In doing so, the Loonie pair justifies yesterday's pullback from the 61.8% Fibonacci retracement of the February-March uptrend, as well as yesterday's retreat from the 100-bar Exponential Moving Average (EMA), in conjunction with negative MACD signals.

 

Notably, the RSI (14) line is approaching the oversold region, indicating the USD/CAD exchange rate has limited downside potential.

 

Consequently, a horizontal area containing multiple lows marked since March 3 around 1.3400 becomes the most crucial support for pair traders to track.
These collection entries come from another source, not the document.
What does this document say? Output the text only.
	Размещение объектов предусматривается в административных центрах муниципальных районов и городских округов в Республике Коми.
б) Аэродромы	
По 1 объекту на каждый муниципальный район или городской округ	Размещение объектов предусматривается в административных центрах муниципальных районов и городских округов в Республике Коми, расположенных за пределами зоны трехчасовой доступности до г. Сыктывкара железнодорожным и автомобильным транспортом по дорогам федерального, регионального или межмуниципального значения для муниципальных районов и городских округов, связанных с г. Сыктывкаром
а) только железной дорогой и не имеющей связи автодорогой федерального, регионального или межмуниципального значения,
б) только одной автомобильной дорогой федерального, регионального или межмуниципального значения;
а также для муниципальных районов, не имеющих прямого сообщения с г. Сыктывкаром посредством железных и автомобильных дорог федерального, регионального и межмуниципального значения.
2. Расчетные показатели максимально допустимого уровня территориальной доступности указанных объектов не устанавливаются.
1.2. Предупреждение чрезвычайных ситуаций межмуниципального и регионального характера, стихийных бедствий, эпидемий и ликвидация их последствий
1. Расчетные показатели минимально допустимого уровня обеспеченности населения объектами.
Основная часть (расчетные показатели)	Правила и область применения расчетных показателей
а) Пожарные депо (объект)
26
In addition, the 78.6% Fibonacci retracement level encircling 1.3390 provides immediate support.

 

A irregular decline towards February's low of 1.3262 cannot be ruled out if the USD/CAD defies RSI conditions and descends below 1.3390.

 

In contrast, the 61.8% Fibonacci retracement level around 1.3490, also known as the golden Fibonacci ratio, restricts immediate USD/CAD recovery movements prior to the 1.3535 100-exponential moving average (EMA) barrier.

 

If the USD/CAD exchange rate remains firmer than 1.3535, a convergence of the 200-exponential moving average (EMA) and 50% Fibonacci retracement around 1.3565 will pose a formidable obstacle for buyers.

 

At the time of publication, USD/CAD investors should remain cautious unless they observe a clear break above the previous support line from early February, which was near 1.3670.